1902
Algo así se convertía en Lübeck en un pequeño acontecimiento: que el estudiante de bachillerato que había en mí se comprase, para los paseos hasta la Puerta del Molino o a lo largo de las orillas del Trave, su primer sombrero de paja. Nada de fieltro blando, nada de hongo: un sombrero de paja plano, jactancioso y amarillo caléndula que, recientemente de moda, se llamaba elegantemente canotier o, popularmente, «sierra circular». También las señoras llevaban sombreros de paja adornados con cintas, pero, a la vez y por mucho tiempo aún, se seguían oprimiendo en corsés de ballenas; sólo algunas se atrevían a mostrarse, por ejemplo ante el instituto Katharineum, siendo objeto de burla entre los del último curso, con vestidos innovadores que dejaban pasar el aire.
En aquella época habían cambiado muchas cosas. Por ejemplo, el Correo del Imperio puso en circulación sellos unificados, que mostraban una Germania de perfil, de peto metálico. Y como por todas partes se anunciaba el progreso, muchos portadores de sombreros de paja se mostraban curiosos ante los nuevos tiempos. Mi sombrero ha vivido bastante. Me lo eché hacia atrás cuando contemplé el primer zepelín. En el café Niederegger lo dejé junto a Los Buddenbrook, recién salidos de imprenta y sumamente provocadores para los bienpensantes. Luego, de estudiante, lo paseé por el parque zoológico de Hagenbeck, que acababa de inaugurarse, y vi, uniformemente cubierto, a monos y camellos en la zona cercada al aire libre, y cómo los camellos contemplaban con altivez y los monos codiciosamente mi sombrero de paja.
Intercambiado en la sala de esgrima, olvidado en el café Altespavillon. Algunos sombreros padecieron repetidas veces el sudor de los exámenes. Una y otra vez llegaba el momento de un nuevo sombrero de paja, que me quitaba ante las señoras con garbo, o sólo con indolencia. A veces me lo ladeaba, como lo llevaba Buster Keaton en las películas mudas, aunque a mí nada me ponía mortalmente triste, sino que cualquier ocasión me daba motivo para reír, de forma que en Göttingen, en donde dejé la Universidad tras el segundo examen, llevando gafas, me parecía más a Harold Lloyd, que en años posteriores colgó en lo alto de una torre, pataleando, de la aguja de un reloj, con sombrero de paja y cinematográficamente cómico.

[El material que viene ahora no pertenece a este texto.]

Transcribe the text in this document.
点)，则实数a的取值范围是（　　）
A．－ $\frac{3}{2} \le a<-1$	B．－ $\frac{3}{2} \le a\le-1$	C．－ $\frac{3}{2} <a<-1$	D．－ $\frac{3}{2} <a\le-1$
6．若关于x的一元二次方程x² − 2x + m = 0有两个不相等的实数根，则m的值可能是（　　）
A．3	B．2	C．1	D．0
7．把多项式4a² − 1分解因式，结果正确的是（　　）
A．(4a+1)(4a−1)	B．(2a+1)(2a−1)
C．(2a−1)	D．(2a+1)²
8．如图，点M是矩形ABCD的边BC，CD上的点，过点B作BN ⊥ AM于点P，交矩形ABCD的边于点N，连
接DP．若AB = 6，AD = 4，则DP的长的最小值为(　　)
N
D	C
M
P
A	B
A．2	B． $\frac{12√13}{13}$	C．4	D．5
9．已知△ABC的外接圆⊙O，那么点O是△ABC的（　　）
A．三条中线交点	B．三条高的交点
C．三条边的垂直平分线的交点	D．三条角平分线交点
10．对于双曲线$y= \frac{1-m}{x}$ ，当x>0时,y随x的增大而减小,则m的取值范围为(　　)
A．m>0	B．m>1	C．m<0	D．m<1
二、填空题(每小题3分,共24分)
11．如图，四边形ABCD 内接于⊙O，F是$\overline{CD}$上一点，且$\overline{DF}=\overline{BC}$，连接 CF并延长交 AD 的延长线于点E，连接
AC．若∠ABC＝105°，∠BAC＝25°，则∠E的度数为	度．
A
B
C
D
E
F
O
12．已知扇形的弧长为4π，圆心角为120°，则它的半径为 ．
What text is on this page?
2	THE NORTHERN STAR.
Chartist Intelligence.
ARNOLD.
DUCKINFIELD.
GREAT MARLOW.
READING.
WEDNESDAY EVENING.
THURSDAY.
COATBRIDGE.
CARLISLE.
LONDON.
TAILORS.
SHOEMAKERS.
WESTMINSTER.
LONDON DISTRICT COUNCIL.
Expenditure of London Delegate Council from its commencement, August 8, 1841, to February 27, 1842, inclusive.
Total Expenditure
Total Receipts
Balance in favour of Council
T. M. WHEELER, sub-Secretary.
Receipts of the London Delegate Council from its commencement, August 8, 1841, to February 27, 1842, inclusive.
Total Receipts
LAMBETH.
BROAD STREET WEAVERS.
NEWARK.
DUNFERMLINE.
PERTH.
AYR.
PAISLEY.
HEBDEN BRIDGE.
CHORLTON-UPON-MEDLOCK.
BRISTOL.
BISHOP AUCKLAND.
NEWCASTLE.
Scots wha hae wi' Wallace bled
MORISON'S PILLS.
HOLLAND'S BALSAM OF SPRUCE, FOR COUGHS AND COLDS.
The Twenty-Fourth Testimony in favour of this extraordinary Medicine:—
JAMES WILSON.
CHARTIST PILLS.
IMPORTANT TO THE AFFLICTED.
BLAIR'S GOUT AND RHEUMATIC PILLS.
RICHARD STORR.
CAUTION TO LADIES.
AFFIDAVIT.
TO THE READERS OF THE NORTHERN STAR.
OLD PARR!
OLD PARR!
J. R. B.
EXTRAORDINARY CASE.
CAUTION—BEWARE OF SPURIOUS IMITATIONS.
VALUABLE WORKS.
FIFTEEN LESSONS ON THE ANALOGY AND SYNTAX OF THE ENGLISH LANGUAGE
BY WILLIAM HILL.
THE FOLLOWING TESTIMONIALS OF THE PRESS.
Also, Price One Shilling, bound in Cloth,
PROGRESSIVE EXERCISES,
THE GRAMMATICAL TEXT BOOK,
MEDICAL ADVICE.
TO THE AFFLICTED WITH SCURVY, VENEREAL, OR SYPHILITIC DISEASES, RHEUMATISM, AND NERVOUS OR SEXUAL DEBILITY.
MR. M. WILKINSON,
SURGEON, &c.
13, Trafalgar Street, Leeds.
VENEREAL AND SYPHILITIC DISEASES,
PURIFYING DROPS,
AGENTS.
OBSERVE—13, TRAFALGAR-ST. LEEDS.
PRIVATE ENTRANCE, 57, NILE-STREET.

Otra vez en Hamburgo, fui uno de los muchos hombres de sombrero de paja que se amontonaron en la inauguración del túnel del Elba. Desde la oficina comercial hasta los almacenes, desde el tribunal hasta el bufete, corríamos con nuestras «sierras circulares», agitándolas en el aire, cuando el mayor buque del mundo, la motonave Imperator, zarpó del puerto en su viaje inaugural.
Con frecuencia había oportunidad para agitar sombreros. Y luego, cuando, con una hija de pastor protestante del brazo, que luego se casó con un veterinario, paseaba por la orilla del Elba junto a Blankenese —no recuerdo ya si en primavera o en otoño—, una ráfaga se llevó mi ligera prenda de cabeza. Rodó, navegó. Corrí detrás del sombrero, en vano. Lo vi descender por el río, inconsolable, por mucho que Elisabeth, que durante algún tiempo fue mi amor, se preocupara de mí.
Sólo de estudiante en prácticas y luego de opositor me permití sombreros de paja de mejor calidad, de esos que llevaban estampada la marca del sombrerero en la banda interior. Siguieron estando de moda, hasta que muchos miles de hombres de sombrero de paja, en ciudades grandes y pequeñas —yo en Schwerin, junto a la Audiencia Territorial— nos reunimos en torno al gendarme respectivo, que una tarde de verano avanzado, en plena calle y en nombre de Su Majestad, nos anunció, leyendo, el estado de guerra. Muchos lanzaron entonces al aire sus «sierras circulares», se sintieron liberados de la aburrida vida civil y cambiaron voluntariamente —no pocos, de forma definitiva— sus sombreros de paja que relucían amarillos caléndula por unos yelmos gris campaña, llamados cascos puntiagudos.